サッカー名門「フィオレンティーナ」を200億円で買収の米富豪

ロッコ・コミッソ(Photo by Larry Busacca/Getty Images for Walter Kaitz)

米ケーブルテレビ・通信企業「メディアコム」CEOでビリオネアのロッコ・コミッソが、イタリアのセリアAに所属するサッカーチーム「フィオレンティーナ」を買収した。金額は非公開だが、現地メディアは1億5000万ドルから2億ドル(約217億円)程度と報じている。

現在69歳のコミッソは米国のサッカーチームのニューヨーク・コスモスを2017年に買収していた。ニューヨーク・コスモスの価値をフォーブスは48億ドルと試算している。

今回のフィオレンティーナの買収にあたり、コミッソは前オーナーのデッラ・ヴァッレファミリーに対し、感謝の言葉を述べた。「デッラ・ヴァッレファミリーは17年間の間チームの運営にあたり、強固な基盤を築きあげた」

イタリアのフィレンツェで92年の歴史を誇るフィオレンティーナは、2002年に経営破綻した後、世界的皮革製品ブランドの「TOD’Sグループ」を経営するデッラ・ヴァッレ兄弟が買収していた。その後、チームは復活を遂げたが今シーズンは目立った成績をあげられていなかった。

イタリア生まれのコミッソは、少年時代にボロ布で作ったボールでサッカーをプレイしていた。
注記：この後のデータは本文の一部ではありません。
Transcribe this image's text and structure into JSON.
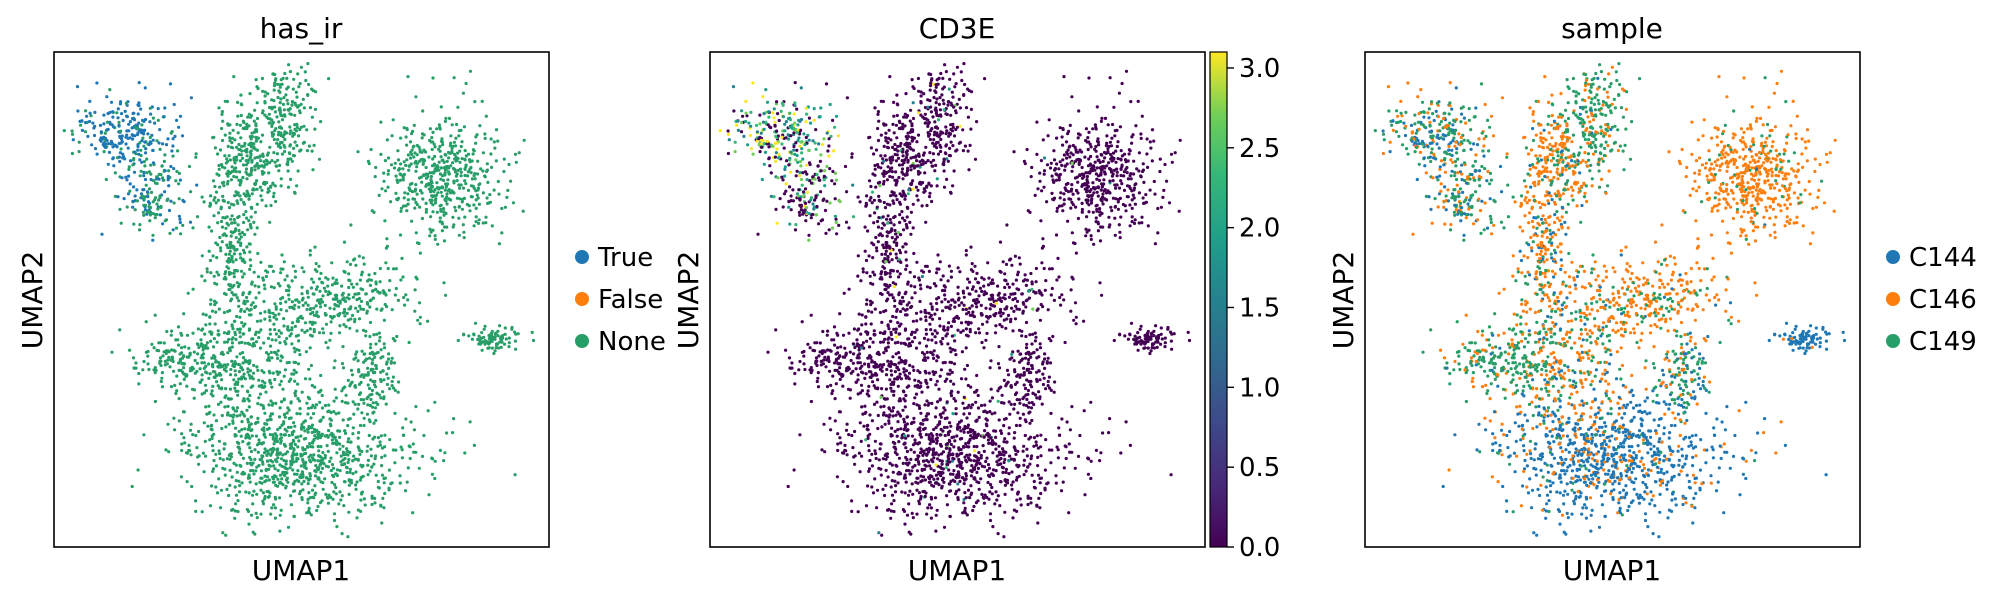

彼は1962年に12歳で米国に渡り、1971年にコロンビア大学を卒業。同校でMBAを取得したコミッソは銀行業界に進もうとしたが、彼を採用する銀行はなかったという。

「当時の銀行業界には差別があった」とコミッソは2018年のフォーブスの取材に述べていた。「投資銀行のクーン・ローブの連中に言われたことを今でも覚えている。ロッコ、お前はユダヤ人でもアイリッシュでもないだろ。イタリア人の勤め口は、ウォールストリートにはないのさ」

コミッソはその後、カナダのロイヤルバンクで働き始め、メディアや通信業界向けの融資を担当した。そして1986年にケーブルビジョンに転職し、1996年には自身でメディアコムを立ち上げた。メディアコムは現在、年間20億ドルの売上を生んでいる。